BARCELONA, Spain — In a major escalation of Spain’s territorial conflict, Catalan lawmakers approved the region’s independence on Friday, a move that was quickly countered by a vote in the Spanish Senate authorizing the government to take direct control of the fractious region and remove its separatist leadership.
The dueling actions set up a potential showdown over the weekend, as Spain careened into its greatest constitutional crisis since it embraced democracy in 1978.
The Senate voted 214 to 47 to invoke Article 155 of Spain’s Constitution, granting Prime Minister Mariano Rajoy a package of extraordinary powers to suppress Catalonia’s independence drive.
In a speech on Friday before the vote, Mr. Rajoy had said he had “no alternative” because the Catalan leader, Carles Puigdemont, and his separatist cabinet had pursued an illegal and unilateral path that was “contrary to the normal behavior in any democratic country like ours.”

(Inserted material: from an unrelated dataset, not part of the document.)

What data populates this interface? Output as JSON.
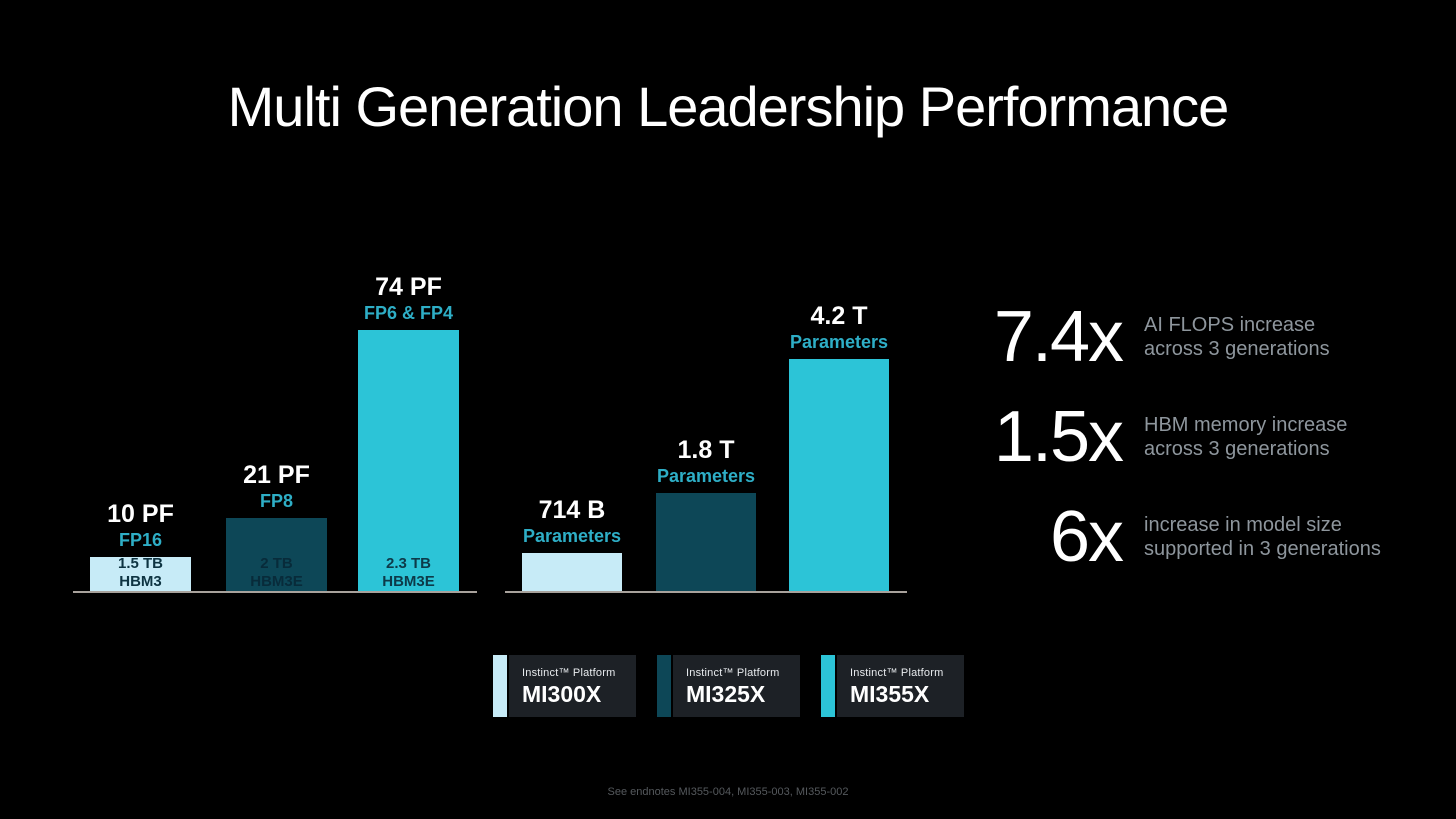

Undeterred by the government’s threat, and after a bitter debate, separatists in the Catalan Parliament passed a resolution to “create a Catalan republic as an independent state.” Lawmakers opposed to independence walked out of the chamber in protest before the vote.
Mr. Puigdemont came close on Thursday to calling early regional elections, but dropped the idea and instead told Catalonia’s Parliament that it would make a decision on independence the next day. He leads a fragile separatist coalition that has 72 of the body’s 135 seats.
During the debate that preceded the vote, Catalan lawmakers traded accusations and in turn described the occasion as “historic” and “happy,” or else “tragic” and a serious violation of Spain’s Constitution.
Addressing the Catalan Parliament in Spanish, Carlos Carrizo, a lawmaker from Ciudadanos, a party that opposes secession, told Mr. Puigdemont and separatist lawmakers that, far from creating a new Catalan republic, “you will go down in history for having fractured Catalonia and for sinking the institutions of Catalonia.